たった十二個のオタマジャクシしかない曲だが、ミスするのは大体同じ場所。穴をたくさん押さえなければならない音だった。アドバイスしようにも小学校以来触ってないから大変さがわからない。
「どこが難しい?」
その問いに翔太は答えずに、また顔を伏せた。仕方がないのでしゃがんで見上げる。その目はおびえているように見えた。
「責めていない。対策を考えたいんだ」
答えは沈黙。さて、どうしたものかと頭を働かせ、いい方法を思いついた。
確か残っていたはず。すぐ戻る、と言い残して部屋を出る。目的の物を見つけるのに時間はかからなかった。両親が死んでからそのままにしている和室。その押し入れの段ボールに、俺が子供の頃に使っていたリコーダーがあった。母がこれを捨てたがらなかった理由は知らない。聞いておけばよかったと、少しだけ思った。
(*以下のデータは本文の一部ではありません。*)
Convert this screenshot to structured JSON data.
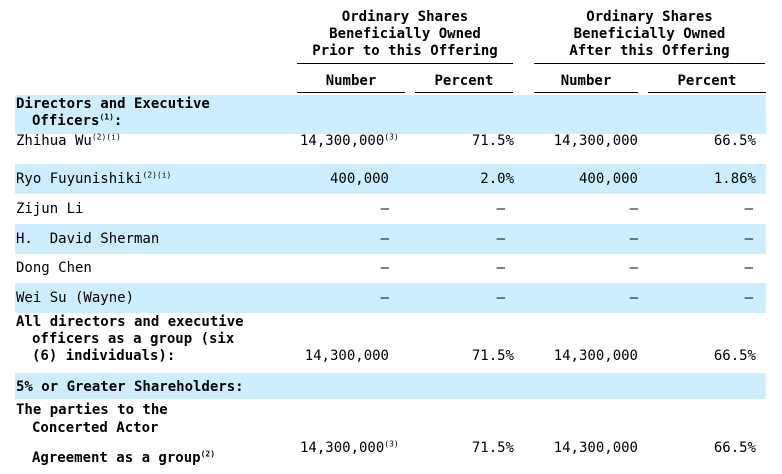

ヘタクソな曲が流れる部屋に戻って、翔太の頭にタオルを被せる。
「先に汗を拭け。風邪ひくぞ」
「うん」
わしわしと顔と頭を拭いているのを横目で確認して、床に腰を下ろした。どこを押さえるかは鉛筆で書かれた絵でわかるし、オタマジャクシの下には音名も記入されている。これなら俺もできるだろう。
リコーダーを構え、絵の通りに押さえて吹く。一つ目の音をちゃんと出すに何回もトライが必要で、奇麗な『ラ』が出た時は自然と口端が上がった。
そんな俺を翔太は突っ立ったまま見下ろす。
「何で幸二さんがやってるの? 僕の宿題だよ」
「やりたいからだ。壁を乗り越えた時の気分は最高だからな。俺はそれを味わいたい。お前はどうだ? 諦めるか?」
「……やる」
翔太は俺の隣に腰を下ろしリコーダーを吹き始めたが、不整合な二人の音が残念すぎる。
一つだったノイズは二つになり不協和音として響いた。